Step 1: Understanding the Concept:
The shed consists of a cuboidal base and a semi-cylindrical top.
The cloth covers the four vertical walls of the cuboid and the curved surface of the semi-cylinder, including its two semi-circular ends. The bottom of the shed (floor) is not covered with cloth. Step 2: Key Formula or Approach:
Area of cloth = Lateral Surface Area of Cuboid + CSA of Semi-cylinder + Area of 2 Semi-circles.
Dimensions: Length (\(L\)) = \(25 \text{ m}\), Width (\(W\)) = \(14 \text{ m}\), Height (\(H\)) = \(16 \text{ m}\).

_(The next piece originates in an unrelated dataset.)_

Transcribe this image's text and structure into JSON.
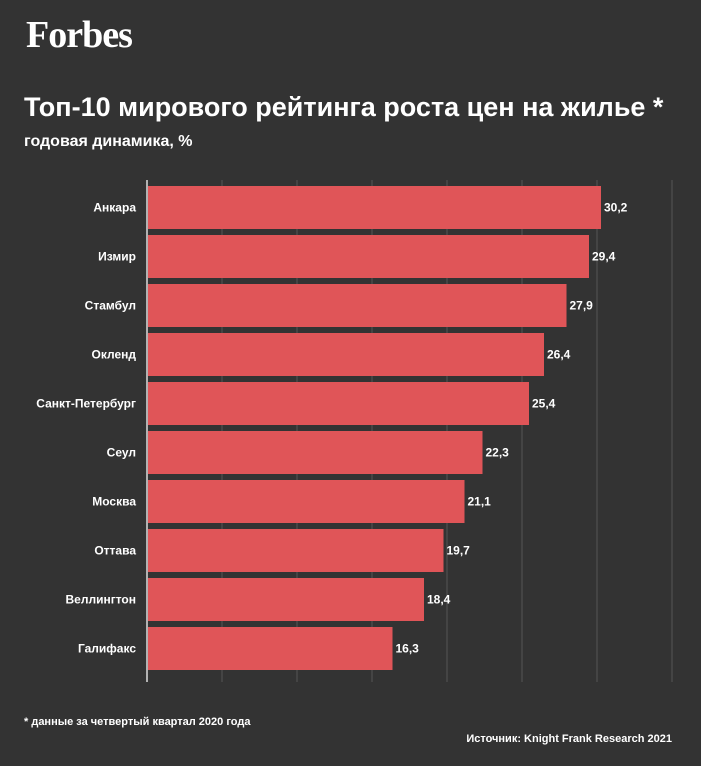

For the semi-cylinder: Radius (\(r\)) = \(\frac{W}{2} = 7 \text{ m}\), Length (\(h_{cyl}\)) = \(25 \text{ m}\). Step 3: Detailed Explanation:
1. Lateral Surface Area of cuboid (4 walls):
\[ \text{LSA} = 2(L + W) \times H = 2(25 + 14) \times 16 = 2 \times 39 \times 16 = 1248 \text{ m}^2 \]
2. Curved Surface Area of semi-cylinder:
\[ \text{CSA} = \frac{1}{2}(2 \pi r h_{cyl}) = \pi r h_{cyl} = \frac{22}{7} \times 7 \times 25 = 550 \text{ m}^2 \]
3. Area of 2 semi-circular ends:
\[ \text{Area}_{\text{ends}} = 2 \times \frac{1}{2} \pi r^2 = \pi r^2 = \frac{22}{7} \times 7^2 = 154 \text{ m}^2 \]
Total Area = \(1248 + 550 + 154 = 1952 \text{ m}^2\). Step 4: Final Answer:
The total area of the cloth required is \(1952 \text{ m}^2\).